Under Armour has struggled to make its designs more stylish in an apparel market that's dominated by athleisure trends. Nike, on the other hand, has built a cult following for its premium apparel offerings.
We visited the flagship stores for Under Armour and Nike in New York City's Soho neighborhood, and it was clear which company had a better grasp on today's styles:
My first stop was Under Armour.
The store seemed fine based on my first impression. It felt very industrial and had a big screen with athletes endorsing the brand in the entryway. I visited midday on a Tuesday, and it was pretty empty besides the employees.
As I ventured further into the store, I was underwhelmed. One thing that jumped out was how limited the selection was. There were a lot of styles, but very few colors of everything available. For the most part, everything was in the $50 to $200 range.
The store felt very repetitive as I continued walking around. One thing that was confusing was that nothing was labeled. It looked like the store was meant to be set up in different departments — golf, basketball, and so on — but women's and men's clothes and athletic gear for different sports were all mixed together.
The women's selection on the lower level was about equal in size to the men's. There were fitting rooms and registers on each floor.
Like the men's section, there was nothing particularly interesting. It was all very repetitive, and it felt like the brand missed the mark in its attempt to be more fashionable.
Under Armour is pinning its hopes of reigniting its business on its new Hovr foam sole platform. Hovr was being promoted all around the store.
Here's a look at one of the other displays.
There was another display of women's shoes downstairs. The sneakers could be connected with the Map My Run app, but the styles and colors were limited.
Even the three different styles on this wall looked nearly identical to each other.
In both the women's and men's sections, there were a handful of displays with hats, socks, backpacks, and other accessories.
I was surprised at how small the basketball section of the store was.

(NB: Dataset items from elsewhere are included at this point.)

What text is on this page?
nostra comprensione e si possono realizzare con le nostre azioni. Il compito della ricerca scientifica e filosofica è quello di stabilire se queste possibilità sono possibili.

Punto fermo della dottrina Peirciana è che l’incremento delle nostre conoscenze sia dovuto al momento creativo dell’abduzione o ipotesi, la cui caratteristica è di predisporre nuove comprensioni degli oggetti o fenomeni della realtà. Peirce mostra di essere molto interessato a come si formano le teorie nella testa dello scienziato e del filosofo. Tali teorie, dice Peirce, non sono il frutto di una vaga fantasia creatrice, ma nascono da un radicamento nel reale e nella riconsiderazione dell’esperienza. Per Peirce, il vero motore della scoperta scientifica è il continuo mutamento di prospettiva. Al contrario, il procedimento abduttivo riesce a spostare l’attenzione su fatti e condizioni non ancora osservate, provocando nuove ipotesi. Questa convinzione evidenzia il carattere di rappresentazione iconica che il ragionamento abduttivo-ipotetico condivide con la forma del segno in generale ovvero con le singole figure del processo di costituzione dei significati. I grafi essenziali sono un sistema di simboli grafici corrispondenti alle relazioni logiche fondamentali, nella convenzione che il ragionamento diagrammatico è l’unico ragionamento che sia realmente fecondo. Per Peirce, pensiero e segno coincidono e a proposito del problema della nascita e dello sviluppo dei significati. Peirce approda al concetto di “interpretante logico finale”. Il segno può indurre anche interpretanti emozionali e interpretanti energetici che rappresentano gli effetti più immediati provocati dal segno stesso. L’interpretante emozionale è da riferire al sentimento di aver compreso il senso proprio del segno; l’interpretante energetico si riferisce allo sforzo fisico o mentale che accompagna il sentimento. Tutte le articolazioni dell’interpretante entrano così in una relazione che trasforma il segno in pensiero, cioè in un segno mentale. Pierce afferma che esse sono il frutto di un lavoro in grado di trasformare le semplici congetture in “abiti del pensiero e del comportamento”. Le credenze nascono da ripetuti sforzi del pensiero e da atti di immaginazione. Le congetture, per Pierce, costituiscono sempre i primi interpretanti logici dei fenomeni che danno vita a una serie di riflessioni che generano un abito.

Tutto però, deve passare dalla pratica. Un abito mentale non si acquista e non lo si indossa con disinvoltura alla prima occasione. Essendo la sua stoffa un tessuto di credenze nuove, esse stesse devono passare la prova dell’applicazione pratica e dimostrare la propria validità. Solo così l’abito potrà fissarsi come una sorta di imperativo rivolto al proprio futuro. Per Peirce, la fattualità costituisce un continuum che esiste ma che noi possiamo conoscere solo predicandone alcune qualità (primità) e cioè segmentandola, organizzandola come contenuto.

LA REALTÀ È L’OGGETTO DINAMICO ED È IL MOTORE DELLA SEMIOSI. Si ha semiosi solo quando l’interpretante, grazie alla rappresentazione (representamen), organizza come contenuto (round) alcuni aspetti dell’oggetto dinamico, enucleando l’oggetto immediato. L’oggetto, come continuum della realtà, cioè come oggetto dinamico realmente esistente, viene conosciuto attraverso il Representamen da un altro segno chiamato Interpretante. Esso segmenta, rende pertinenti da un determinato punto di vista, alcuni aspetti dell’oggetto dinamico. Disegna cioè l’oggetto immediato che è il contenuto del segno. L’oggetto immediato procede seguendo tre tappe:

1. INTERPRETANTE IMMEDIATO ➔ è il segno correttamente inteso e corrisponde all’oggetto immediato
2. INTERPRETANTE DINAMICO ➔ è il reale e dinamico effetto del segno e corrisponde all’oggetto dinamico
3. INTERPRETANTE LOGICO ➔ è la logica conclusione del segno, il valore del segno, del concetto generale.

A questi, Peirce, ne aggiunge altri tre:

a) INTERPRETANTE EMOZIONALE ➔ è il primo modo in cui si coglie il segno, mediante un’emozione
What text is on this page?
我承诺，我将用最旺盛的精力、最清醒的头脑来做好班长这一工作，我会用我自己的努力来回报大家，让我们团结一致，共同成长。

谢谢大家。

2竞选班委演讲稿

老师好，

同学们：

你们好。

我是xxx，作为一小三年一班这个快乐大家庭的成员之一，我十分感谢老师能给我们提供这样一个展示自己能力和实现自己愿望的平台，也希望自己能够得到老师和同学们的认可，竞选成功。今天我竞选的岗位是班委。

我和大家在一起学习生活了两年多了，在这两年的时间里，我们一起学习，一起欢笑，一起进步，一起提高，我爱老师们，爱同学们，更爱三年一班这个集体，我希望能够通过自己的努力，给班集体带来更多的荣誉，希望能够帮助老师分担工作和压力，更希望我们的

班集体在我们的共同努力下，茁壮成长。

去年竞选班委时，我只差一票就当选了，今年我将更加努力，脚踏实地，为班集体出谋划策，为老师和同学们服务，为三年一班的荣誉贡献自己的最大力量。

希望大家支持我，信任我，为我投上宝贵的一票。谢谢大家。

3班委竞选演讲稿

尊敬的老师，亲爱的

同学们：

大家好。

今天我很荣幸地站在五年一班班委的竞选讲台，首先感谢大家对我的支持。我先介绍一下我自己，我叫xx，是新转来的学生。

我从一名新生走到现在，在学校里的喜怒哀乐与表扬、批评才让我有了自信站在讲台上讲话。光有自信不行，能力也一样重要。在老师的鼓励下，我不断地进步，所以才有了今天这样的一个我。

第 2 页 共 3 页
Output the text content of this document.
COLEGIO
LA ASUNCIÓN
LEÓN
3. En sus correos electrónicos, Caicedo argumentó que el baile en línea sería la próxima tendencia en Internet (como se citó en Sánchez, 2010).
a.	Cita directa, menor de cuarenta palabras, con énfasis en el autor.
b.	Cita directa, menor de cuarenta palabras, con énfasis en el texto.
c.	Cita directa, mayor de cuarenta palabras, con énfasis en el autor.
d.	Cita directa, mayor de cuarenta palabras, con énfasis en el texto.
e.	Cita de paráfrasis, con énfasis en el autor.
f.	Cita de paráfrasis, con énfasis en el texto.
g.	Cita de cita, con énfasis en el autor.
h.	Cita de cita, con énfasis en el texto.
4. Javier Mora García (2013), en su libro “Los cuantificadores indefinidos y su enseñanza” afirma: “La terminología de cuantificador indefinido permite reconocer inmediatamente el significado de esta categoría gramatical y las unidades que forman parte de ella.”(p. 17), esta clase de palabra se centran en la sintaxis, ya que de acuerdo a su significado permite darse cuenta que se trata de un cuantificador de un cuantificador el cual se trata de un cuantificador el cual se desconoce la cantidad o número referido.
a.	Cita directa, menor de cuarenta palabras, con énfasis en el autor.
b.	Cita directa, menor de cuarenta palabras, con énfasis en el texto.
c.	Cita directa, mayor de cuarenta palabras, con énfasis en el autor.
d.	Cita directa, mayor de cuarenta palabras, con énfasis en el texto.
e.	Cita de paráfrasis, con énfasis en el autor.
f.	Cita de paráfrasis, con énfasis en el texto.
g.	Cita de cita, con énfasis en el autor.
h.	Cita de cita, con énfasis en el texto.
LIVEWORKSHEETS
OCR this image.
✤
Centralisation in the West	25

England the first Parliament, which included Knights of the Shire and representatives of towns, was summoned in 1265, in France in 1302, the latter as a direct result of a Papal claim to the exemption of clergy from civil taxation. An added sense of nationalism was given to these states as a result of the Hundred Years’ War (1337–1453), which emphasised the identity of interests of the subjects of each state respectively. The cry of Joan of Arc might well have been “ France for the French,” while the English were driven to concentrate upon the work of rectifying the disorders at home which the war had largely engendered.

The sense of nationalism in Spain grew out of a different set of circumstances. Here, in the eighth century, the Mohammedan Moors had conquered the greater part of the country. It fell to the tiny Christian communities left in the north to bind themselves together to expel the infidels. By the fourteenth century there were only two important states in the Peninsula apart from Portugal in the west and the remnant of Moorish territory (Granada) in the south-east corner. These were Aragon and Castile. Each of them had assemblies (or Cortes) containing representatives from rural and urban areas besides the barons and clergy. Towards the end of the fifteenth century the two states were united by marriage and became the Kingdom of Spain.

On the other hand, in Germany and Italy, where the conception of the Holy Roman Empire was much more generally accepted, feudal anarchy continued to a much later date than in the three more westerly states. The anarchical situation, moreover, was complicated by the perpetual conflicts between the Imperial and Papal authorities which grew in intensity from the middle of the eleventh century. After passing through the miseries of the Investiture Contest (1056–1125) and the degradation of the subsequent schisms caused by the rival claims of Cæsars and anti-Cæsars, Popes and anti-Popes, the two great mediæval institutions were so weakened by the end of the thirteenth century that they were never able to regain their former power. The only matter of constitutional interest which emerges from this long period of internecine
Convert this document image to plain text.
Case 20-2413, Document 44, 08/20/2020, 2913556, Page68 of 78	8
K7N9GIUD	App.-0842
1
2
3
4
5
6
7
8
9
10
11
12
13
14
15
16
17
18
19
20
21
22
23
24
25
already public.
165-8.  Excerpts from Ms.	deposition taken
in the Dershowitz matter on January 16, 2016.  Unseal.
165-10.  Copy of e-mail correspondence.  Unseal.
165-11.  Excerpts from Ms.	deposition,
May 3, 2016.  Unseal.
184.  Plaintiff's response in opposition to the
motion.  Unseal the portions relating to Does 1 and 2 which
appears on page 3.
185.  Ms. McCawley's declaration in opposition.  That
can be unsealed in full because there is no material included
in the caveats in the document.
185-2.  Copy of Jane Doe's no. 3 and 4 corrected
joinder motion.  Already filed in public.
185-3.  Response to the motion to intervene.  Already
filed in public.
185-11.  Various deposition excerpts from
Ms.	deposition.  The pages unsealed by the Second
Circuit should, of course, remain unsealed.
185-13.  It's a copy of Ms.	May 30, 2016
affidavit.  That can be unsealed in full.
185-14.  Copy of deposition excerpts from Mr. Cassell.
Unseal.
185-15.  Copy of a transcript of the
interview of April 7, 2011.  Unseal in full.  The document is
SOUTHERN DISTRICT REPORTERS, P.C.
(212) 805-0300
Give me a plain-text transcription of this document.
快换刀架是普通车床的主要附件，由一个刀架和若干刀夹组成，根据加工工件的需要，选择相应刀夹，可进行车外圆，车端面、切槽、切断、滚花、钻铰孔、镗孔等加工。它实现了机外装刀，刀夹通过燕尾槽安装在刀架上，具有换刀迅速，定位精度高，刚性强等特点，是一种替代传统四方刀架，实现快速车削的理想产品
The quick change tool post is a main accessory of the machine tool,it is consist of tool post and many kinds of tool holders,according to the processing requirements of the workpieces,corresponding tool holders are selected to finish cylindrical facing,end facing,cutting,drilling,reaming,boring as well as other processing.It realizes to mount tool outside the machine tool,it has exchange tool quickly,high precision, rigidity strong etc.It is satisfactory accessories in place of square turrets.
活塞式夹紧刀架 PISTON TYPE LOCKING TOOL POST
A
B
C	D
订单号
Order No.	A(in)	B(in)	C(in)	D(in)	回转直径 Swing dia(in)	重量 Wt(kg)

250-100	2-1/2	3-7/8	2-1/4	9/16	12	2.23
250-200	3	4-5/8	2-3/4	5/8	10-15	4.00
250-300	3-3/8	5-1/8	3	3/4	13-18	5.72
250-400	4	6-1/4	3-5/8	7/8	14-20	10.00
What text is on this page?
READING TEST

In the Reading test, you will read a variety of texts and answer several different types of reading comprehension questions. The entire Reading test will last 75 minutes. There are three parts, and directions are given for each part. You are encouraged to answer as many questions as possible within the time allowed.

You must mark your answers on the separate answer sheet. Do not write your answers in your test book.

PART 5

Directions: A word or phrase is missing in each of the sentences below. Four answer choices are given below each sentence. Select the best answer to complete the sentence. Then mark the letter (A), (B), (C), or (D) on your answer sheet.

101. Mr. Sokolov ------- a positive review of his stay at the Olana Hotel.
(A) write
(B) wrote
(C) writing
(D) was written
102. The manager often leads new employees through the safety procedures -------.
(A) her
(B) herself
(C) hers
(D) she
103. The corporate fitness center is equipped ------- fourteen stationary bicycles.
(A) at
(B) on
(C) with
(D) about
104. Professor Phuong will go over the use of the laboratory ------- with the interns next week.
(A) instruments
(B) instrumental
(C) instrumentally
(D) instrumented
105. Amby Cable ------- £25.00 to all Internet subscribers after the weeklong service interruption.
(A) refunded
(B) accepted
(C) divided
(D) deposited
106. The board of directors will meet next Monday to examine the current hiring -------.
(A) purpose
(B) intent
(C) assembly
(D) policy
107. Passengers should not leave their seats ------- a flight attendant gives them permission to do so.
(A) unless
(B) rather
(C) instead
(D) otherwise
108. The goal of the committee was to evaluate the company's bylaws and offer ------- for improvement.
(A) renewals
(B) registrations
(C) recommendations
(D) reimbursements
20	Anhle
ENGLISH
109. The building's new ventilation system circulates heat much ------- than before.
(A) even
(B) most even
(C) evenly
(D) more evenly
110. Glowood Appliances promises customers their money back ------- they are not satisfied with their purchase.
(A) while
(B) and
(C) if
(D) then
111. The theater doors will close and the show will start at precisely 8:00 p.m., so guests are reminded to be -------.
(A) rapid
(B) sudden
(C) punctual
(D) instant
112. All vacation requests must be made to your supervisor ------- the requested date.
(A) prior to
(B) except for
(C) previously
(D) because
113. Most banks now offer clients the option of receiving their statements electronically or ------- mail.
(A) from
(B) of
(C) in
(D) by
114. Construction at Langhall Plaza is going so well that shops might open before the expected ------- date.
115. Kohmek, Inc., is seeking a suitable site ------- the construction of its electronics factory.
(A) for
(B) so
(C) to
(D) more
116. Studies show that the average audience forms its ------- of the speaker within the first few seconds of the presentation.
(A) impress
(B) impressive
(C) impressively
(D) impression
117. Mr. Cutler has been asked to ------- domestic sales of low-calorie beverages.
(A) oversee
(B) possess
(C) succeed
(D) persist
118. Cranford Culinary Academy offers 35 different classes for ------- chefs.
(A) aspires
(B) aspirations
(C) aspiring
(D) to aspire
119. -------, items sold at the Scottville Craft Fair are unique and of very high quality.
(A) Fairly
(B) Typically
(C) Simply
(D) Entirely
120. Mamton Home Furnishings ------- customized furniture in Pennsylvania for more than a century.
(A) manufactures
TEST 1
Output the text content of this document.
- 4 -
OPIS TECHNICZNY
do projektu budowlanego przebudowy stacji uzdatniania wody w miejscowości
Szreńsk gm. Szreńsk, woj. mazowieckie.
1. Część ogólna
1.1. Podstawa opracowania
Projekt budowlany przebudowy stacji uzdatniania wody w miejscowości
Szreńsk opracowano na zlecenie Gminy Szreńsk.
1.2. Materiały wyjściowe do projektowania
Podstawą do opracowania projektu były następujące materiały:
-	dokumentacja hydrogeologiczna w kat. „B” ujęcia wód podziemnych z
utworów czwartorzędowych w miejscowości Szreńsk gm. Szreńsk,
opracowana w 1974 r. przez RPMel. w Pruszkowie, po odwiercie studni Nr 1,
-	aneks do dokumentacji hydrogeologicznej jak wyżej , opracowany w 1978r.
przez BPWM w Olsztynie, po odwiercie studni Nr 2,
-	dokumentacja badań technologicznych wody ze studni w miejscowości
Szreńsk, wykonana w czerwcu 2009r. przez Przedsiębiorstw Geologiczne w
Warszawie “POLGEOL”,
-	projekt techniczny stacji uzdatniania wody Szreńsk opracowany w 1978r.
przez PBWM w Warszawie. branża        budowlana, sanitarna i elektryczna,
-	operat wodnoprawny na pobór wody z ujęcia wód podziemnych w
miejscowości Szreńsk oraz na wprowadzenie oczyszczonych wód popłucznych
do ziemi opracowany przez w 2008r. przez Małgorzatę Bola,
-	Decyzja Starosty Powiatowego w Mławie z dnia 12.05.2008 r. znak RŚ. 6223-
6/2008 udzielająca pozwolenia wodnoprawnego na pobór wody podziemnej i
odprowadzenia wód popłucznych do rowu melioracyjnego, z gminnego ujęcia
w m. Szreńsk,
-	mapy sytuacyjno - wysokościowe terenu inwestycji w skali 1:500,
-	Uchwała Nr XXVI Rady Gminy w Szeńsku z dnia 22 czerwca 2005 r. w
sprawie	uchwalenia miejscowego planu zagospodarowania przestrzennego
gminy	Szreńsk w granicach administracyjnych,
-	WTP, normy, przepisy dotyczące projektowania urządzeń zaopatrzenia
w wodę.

There were a few shirts for regional teams — about one in each size.
The store had big leather chairs where customers could try on shoes, and there was a phone-charging station. However, it didn't feel like a store that I wanted to spend a lot of time in.
The Nike store, just a block away from Under Armour, was a different store entirely.
The store was bright and open. There were lines on the floor, pointing to each section of the store.
The testing facility included a unique display that had automated machines "running" on a bed of pillows.
The store had five floors, each with its own style and atmosphere. There were directories throughout the store, as well as registers and fitting rooms. The first floor had a few simple displays ...
... but the main focus was the "Athlete Testing" center, which had a treadmill surrounded by pillows, allowing shoppers to try on shoes and go for a run to test them out. People started to gather around, and there were people lined up, waiting to go for a run.
Here's another look.
There was a bigger variety than Under Armour, and it didn't feel as industrial. This bright display was on the second floor, and it showed more contemporary styles than the Under Armour displays.
Here's a display on the third floor with entirely different styles than the floor below:
This is just a fraction of the second-floor shoe display. There were sneakers lining the walls on all five floors, in all different styles and colors.
You could get almost any style of sneaker in any color, pattern, and material. There were displays like this one for almost every color.
The clothes and shoes were about equal in price to Under Armour, with most things in the $50 to $200 range.
Plus, the store was packed. I went in the middle of the day on a Tuesday and every floor had a ton of people shopping.
One of the most interesting parts of this store was the mini basketball court on the fifth floor. This was where all of the Jordan brand apparel and shoes were, and it had a basketball court to test out shoes before you buy them.
In general, Nike seemed to have more contemporary styles than Under Armour. The prices were comparable.
After visiting both stores, I found that Nike had more variety, and its clothing and sneakers seemed more fashionable. The store was a much better atmosphere to shop in and was more crowded and upbeat than Under Armour.